Foram instalados numa espécie de masmorra. Depois de meia hora, a prisão iluminou-se. Depois de alguns minutos, apareceram dois homens. Os amigos contaram em francês, inglês, alemão e latim a sua aventura. Não foram compreendidos. Os tripulantes do estranho barco, retiraram-se sem deixar qualquer pista do que fariam. Ned Land estava particularmente revoltado com a atitude dos estranhos. Afinal, falaram que estavam esgotados e famintos, fizeram mímica indicando a penúria que viviam e os tripulantes não fizeram nenhum esboço de haverem entendido a mensagem. Eis que se abriu novamente a porta e lhes foi servido um banquete inesquecível. As iguarias tinham um sabor agradável. Além disso, trouxeram-lhes confortáveis roupas confecionadas com um tecido nunca visto, mas muito confortável. Nos pratos e talheres havia a inscrição: “MOBILIS IN MOBILE N” (Móvel no elemento movente). Depois das refeição, os três, mais tranquilos, caíram em pesado sono.

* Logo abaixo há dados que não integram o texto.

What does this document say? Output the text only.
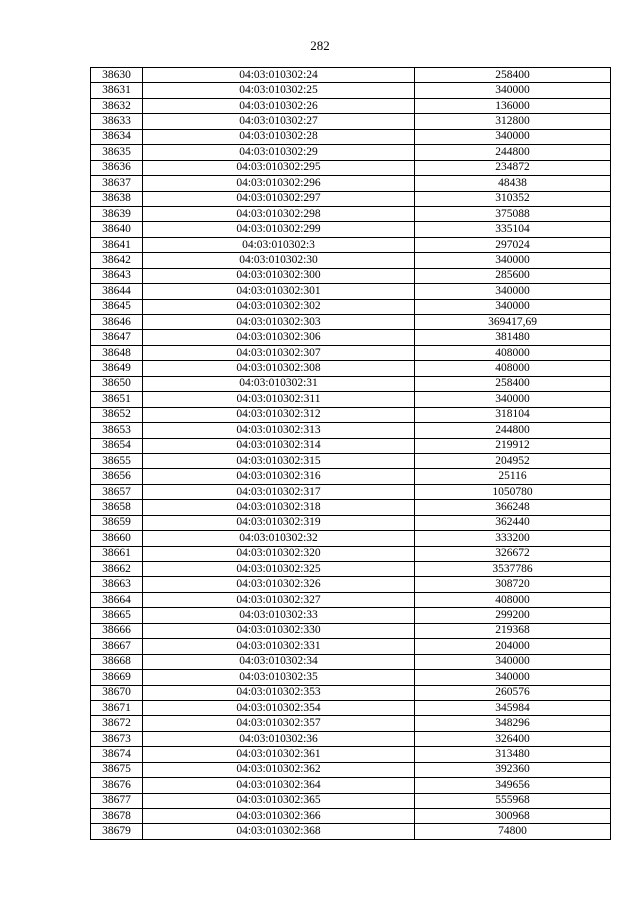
282
38630	04:03:010302:24	258400
38631	04:03:010302:25	340000
38632	04:03:010302:26	136000
38633	04:03:010302:27	312800
38634	04:03:010302:28	340000
38635	04:03:010302:29	244800
38636	04:03:010302:295	234872
38637	04:03:010302:296	48438
38638	04:03:010302:297	310352
38639	04:03:010302:298	375088
38640	04:03:010302:299	335104
38641	04:03:010302:3	297024
38642	04:03:010302:30	340000
38643	04:03:010302:300	285600
38644	04:03:010302:301	340000
38645	04:03:010302:302	340000
38646	04:03:010302:303	369417,69
38647	04:03:010302:306	381480
38648	04:03:010302:307	408000
38649	04:03:010302:308	408000
38650	04:03:010302:31	258400
38651	04:03:010302:311	340000
38652	04:03:010302:312	318104
38653	04:03:010302:313	244800
38654	04:03:010302:314	219912
38655	04:03:010302:315	204952
38656	04:03:010302:316	25116
38657	04:03:010302:317	1050780
38658	04:03:010302:318	366248
38659	04:03:010302:319	362440
38660	04:03:010302:32	333200
38661	04:03:010302:320	326672
38662	04:03:010302:325	3537786
38663	04:03:010302:326	308720
38664	04:03:010302:327	408000
38665	04:03:010302:33	299200
38666	04:03:010302:330	219368
38667	04:03:010302:331	204000
38668	04:03:010302:34	340000
38669	04:03:010302:35	340000
38670	04:03:010302:353	260576
38671	04:03:010302:354	345984
38672	04:03:010302:357	348296
38673	04:03:010302:36	326400
38674	04:03:010302:361	313480
38675	04:03:010302:362	392360
38676	04:03:010302:364	349656
38677	04:03:010302:365	555968
38678	04:03:010302:366	300968
38679	04:03:010302:368	74800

Capítulo 9: Estranha Violências de Ned Land

O professor, o primeiro a acordar, percebeu que o barco, o monstro de chapa de aço, subia regularmente à superfície, para respirar à maneira das baleias. Assim funcionava o sistema de ventilação do barco submarino. Os outros dois prisioneiros também acordaram e estavam com fome. As pragas de Ned pela situação vivida contrastavam com as ponderações de Conselho. Conciliador, Aronnax sugeriu que esperassem e sujeitassem-se às circunstâncias, porque não havia outra alternativa. Como a fuga era impossível, Ned sugeriu que tomassem a embarcação. As atitudes do arpoador, praguejando sempre, desmentiam a sua disposição de submeter-se ao cárcere. Lamentava-se, praguejava, andava como fera em redor da jaula, batia nas paredes com os pés e com os punhos. Finalmente, entrou o taifeiro. Impensadamente, Ned atacou-o. Uma voz falou em impecável francês: “Acalme-se, mestre Land, e o senhor, professor, tenha a bondade de ouvir-me.”

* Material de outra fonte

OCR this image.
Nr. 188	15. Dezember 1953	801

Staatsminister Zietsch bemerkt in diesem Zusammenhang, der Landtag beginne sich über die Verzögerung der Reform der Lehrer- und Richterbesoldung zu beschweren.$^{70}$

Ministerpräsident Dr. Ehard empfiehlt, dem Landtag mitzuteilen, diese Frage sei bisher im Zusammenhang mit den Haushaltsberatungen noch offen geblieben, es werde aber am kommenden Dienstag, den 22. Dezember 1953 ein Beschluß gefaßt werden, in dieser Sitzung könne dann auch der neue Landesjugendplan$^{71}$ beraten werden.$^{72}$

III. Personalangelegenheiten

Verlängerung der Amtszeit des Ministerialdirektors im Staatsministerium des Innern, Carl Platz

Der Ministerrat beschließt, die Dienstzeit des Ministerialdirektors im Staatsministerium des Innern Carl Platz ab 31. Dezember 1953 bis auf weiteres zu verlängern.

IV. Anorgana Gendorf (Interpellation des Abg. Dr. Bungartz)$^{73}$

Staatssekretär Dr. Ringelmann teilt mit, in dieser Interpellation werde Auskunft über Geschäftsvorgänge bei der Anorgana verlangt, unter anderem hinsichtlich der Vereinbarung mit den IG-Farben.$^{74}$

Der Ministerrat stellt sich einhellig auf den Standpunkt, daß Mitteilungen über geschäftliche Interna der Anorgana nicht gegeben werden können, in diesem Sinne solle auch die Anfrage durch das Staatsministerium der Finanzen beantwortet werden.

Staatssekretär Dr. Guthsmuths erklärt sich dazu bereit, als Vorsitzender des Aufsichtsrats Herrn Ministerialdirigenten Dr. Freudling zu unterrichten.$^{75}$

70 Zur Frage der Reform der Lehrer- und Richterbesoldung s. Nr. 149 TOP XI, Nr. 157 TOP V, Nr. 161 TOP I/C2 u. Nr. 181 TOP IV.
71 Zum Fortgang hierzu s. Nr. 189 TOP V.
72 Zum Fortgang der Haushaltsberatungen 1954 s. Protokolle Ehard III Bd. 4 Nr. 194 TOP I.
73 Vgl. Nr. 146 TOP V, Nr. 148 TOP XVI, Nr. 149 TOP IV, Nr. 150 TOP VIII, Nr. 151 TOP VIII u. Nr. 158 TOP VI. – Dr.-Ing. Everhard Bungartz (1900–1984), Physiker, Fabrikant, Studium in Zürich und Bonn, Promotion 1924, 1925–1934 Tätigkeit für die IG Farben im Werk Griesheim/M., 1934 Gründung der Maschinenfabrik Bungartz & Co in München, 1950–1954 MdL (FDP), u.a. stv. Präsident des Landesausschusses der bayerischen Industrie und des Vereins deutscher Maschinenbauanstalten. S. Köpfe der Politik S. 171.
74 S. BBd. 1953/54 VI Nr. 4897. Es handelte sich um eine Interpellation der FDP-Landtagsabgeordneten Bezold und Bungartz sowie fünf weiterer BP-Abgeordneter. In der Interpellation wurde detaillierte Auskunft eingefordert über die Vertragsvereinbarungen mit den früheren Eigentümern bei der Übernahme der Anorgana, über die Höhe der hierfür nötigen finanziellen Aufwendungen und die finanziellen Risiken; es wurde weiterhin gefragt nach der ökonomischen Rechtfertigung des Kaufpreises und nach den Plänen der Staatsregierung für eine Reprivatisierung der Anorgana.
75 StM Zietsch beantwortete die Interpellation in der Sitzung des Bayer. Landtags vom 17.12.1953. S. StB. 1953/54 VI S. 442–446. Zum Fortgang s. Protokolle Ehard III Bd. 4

Capítulo 10: Estranha O Homem das Águas

Era o comandante que assim falava. Repreendeu-os por haverem interrompido a privacidade de alguém que havia rompido relações com a humanidade. O professou explicou-lhe que a fragata Abraão Lincoln julgava estar na caça de possante monstro marinho. Depois de informar que renegara a civilização, e que, portanto, não lhe cobrassem atos civilizados, disse que os prisioneiros gozariam de relativa liberdade no interior do navio. Apenas teriam que se sujeitar a pequenos períodos reclusos quando fossem necessárias atividades secretas na embarcação. O comandante disse ainda que ele fora o atacado e que vencera. Portanto, tinha todo o direito de estabelecer as regras. No final, disse que estudioso da obra do professor e que ele seria muito útil naquela viagem para o país das maravilhas. O comandante identificou-se: Gostaria de ser chamado de Nemo, capitão do navio Náutilo. Ned e Conselho foram levados de volta à cela para jantarem. O professor foi convidado por Nemo para fazer a refeição em sua sala de jantar particular. Alimentaram-se de iguarias produzidas a partir de matérias primas fornecidas pelo mar. Aquele vasto mar, não apenas alimentava a tripulação, mas também vestia-a. As roupas eram confeccionadas com tecidos manufaturados de seres marinhos. O mesmo acontecia com os colchões, os perfumes. No Náutilo, tudo provinha do mar. Depois de fazer alentado discurso sobre a fartura de alimentos no mar, Nemo convidou Pedro Aronnax para uma visita ao Náutilo.